PM Netanyahu (Top Right) and Minister Peri (Bottom Right), during a ceremony signing an agreement for Israel to participate in the European Horizon 2020 program for research and development. (Photo: Marc Israel Sellem/POOL/Flash90)

PM Netanyahu (top right) and Minister Peri (bottom right), during a ceremony signing an agreement for Israel to participate in the European Horizon 2020 program for research and development. (Photo: Marc Israel Sellem/Flash90)

Prime Minister Benjamin Netanyahu and Science, Technology and Space Minister Yaakov Peri announced on Monday the winners of the Prime Minister’s Prize for Innovation in Alternative Fuels for Transportation: Professor Michael Grätzel of the Swiss Federal Institute of Technology in Lausanne and Professor Thomas Meyer of the University of North Carolina in the U.S.

Both of these distinguished professors have been awarded the prestigious prize for technological developments that have the potential of serving as an alternative fuel for transportation.  This is the second time that this $1 Million prize, the largest in its category, has been awarded by the Prime Minister’s Office, the Ministry of Science, Technology and Space and Keren Hayesod.

The winners were selected from a long list of candidates recommended for the prize by university presidents and CEOs in industry from Israel and around the world. The prize will be presented to the winners on December 3.

Encouraging Research and Development

By instating this unique prize, Israel is setting the path and encouraging the advance of research in this vital field of energy.

“We are making a major multi-year effort so that we will not be dependent on fluctuations in the price of oil. This prize gives the researchers true appreciation for their efforts,” Netanyahu said.

Peri added, “This prize symbolizes the State of Israel’s commitment to the advancement of the field of alternative fuels, which is of utmost importance to every aspect of our lives here – to Israel’s economy, security, scientific research and society.”

The world currently relies on fuel-producing nations that often use their production as leverage, and at times use the proceeds to fund terrorism.

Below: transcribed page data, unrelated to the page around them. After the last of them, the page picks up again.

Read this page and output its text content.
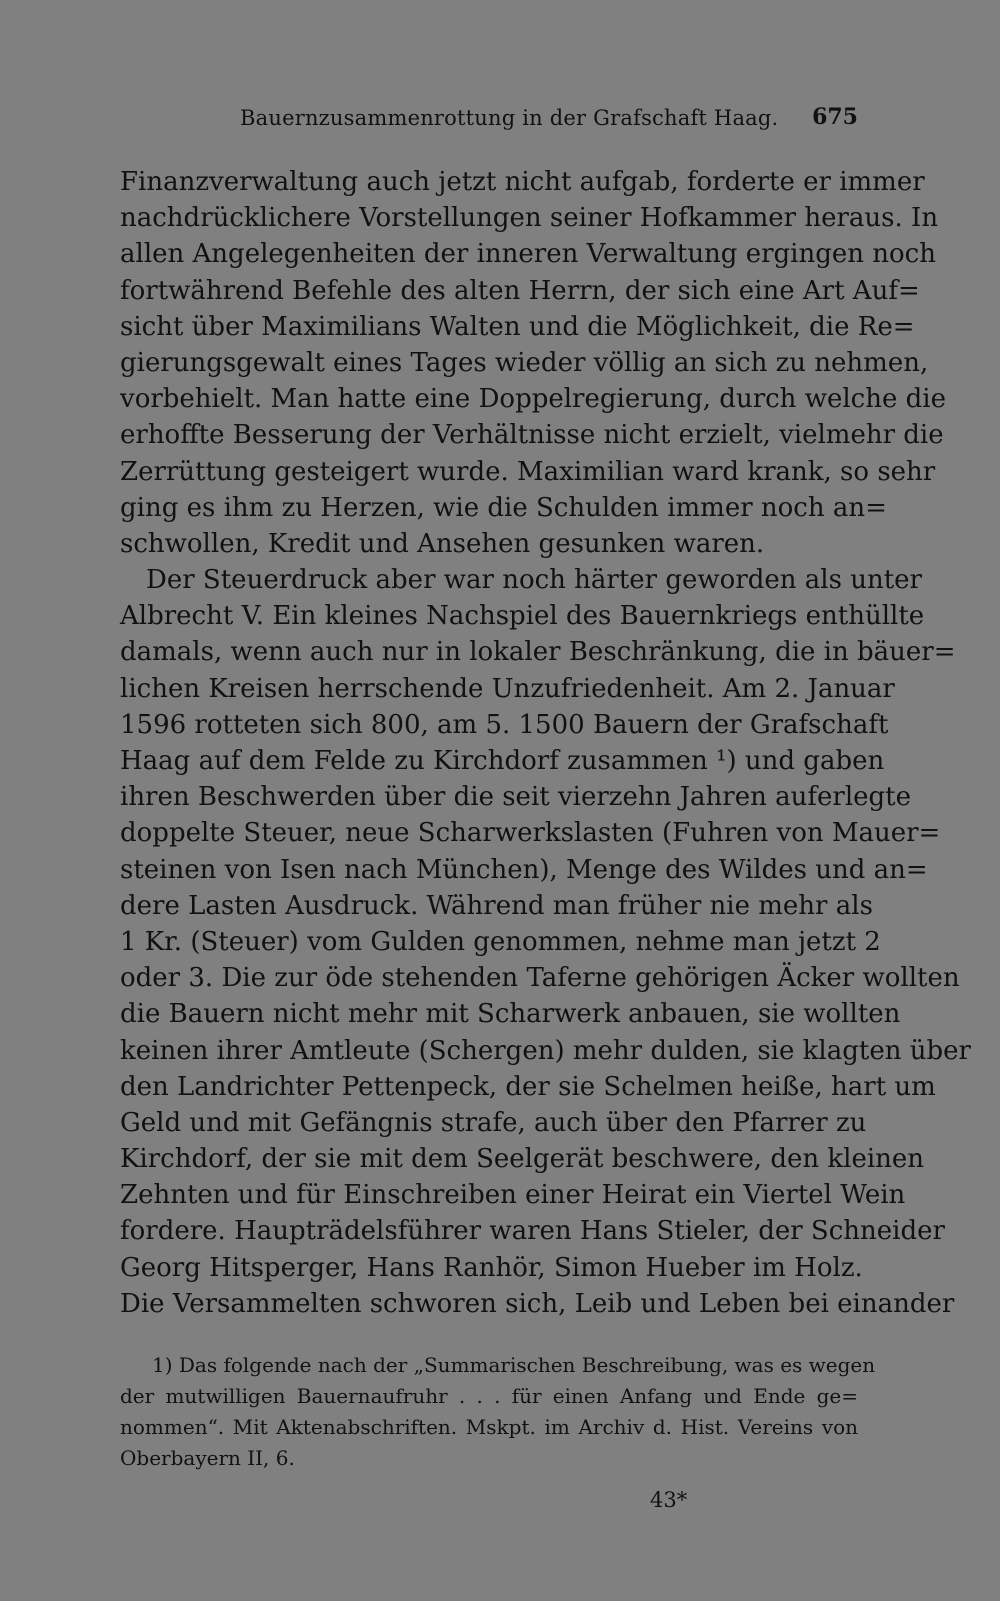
Bauernzusammenrottung in der Grafschaft Haag. 675
Finanzverwaltung auch jetzt nicht aufgab, forderte er immer
nachdrücklichere Vorstellungen seiner Hofkammer heraus. In
allen Angelegenheiten der inneren Verwaltung ergingen noch
fortwährend Befehle des alten Herrn, der sich eine Art Auf=
sicht über Maximilians Walten und die Möglichkeit, die Re=
gierungsgewalt eines Tages wieder völlig an sich zu nehmen,
vorbehielt. Man hatte eine Doppelregierung, durch welche die
erhoffte Besserung der Verhältnisse nicht erzielt, vielmehr die
Zerrüttung gesteigert wurde. Maximilian ward krank, so sehr
ging es ihm zu Herzen, wie die Schulden immer noch an=
schwollen, Kredit und Ansehen gesunken waren.
Der Steuerdruck aber war noch härter geworden als unter
Albrecht V. Ein kleines Nachspiel des Bauernkriegs enthüllte
damals, wenn auch nur in lokaler Beschränkung, die in bäuer=
lichen Kreisen herrschende Unzufriedenheit. Am 2. Januar
1596 rotteten sich 800, am 5. 1500 Bauern der Grafschaft
Haag auf dem Felde zu Kirchdorf zusammen ¹) und gaben
ihren Beschwerden über die seit vierzehn Jahren auferlegte
doppelte Steuer, neue Scharwerkslasten (Fuhren von Mauer=
steinen von Isen nach München), Menge des Wildes und an=
dere Lasten Ausdruck. Während man früher nie mehr als
1 Kr. (Steuer) vom Gulden genommen, nehme man jetzt 2
oder 3. Die zur öde stehenden Taferne gehörigen Äcker wollten
die Bauern nicht mehr mit Scharwerk anbauen, sie wollten
keinen ihrer Amtleute (Schergen) mehr dulden, sie klagten über
den Landrichter Pettenpeck, der sie Schelmen heiße, hart um
Geld und mit Gefängnis strafe, auch über den Pfarrer zu
Kirchdorf, der sie mit dem Seelgerät beschwere, den kleinen
Zehnten und für Einschreiben einer Heirat ein Viertel Wein
fordere. Haupträdelsführer waren Hans Stieler, der Schneider
Georg Hitsperger, Hans Ranhör, Simon Hueber im Holz.
Die Versammelten schworen sich, Leib und Leben bei einander
1) Das folgende nach der „Summarischen Beschreibung, was es wegen
der mutwilligen Bauernaufruhr . . . für einen Anfang und Ende ge=
nommen“. Mit Aktenabschriften. Mskpt. im Archiv d. Hist. Vereins von
Oberbayern II, 6.
43*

The winners developed effective and inexpensive cell-based methods for converting solar energy into electric energy used for electric propulsion in the field of transportation.  These cells can also split water into hydrogen and oxygen, a critical stage in the development of solar-based fuels for transportation.

Hydrogen-based fuel is environmentally friendly because when it is burned; the only emission it produces is water vapor.

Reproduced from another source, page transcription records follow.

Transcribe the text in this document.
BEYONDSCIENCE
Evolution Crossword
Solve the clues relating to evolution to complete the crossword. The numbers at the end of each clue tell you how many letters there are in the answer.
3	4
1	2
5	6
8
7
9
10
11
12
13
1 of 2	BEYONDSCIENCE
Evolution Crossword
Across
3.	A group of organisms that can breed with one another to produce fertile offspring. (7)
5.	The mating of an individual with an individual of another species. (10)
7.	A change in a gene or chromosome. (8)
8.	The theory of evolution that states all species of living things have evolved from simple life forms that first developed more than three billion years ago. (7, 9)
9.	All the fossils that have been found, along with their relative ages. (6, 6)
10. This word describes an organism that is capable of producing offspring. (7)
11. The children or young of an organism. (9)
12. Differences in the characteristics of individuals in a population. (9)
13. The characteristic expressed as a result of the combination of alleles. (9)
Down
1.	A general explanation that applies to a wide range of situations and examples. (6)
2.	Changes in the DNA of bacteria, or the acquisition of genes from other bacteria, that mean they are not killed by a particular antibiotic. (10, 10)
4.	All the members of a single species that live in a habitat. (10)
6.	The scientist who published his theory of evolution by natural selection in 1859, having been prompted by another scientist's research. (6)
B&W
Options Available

Humanity Advances One Step Forward

Professor Yitzchak Apeloig, Chairman of the Board of Trustees that selected the prize winners, stated:

“The basic scientific discoveries and the technological developments of the prize recipients have helped humanity advance one step closer to the moment in which it can use available and unlimited solar energy for transportation and other needs, and it can stop using diminishing and polluting fossil fuels.”

Israel’s National Fuel Alternatives program director, Eyal Rosner, declared:

“Israel has set itself an ambitious goal – to reduce the use of conventional fuel for transportation by 60 percent by the year 2025.  In order to reach this goal, it will need to use innovation, creativity and – of no less importance – a strong, intelligent policy. Israel is prepared to become the global leader in this field. We must reduce our dependence on fuel and the dependence on oil-producing nations, and consequently, we will strengthen the world economy.”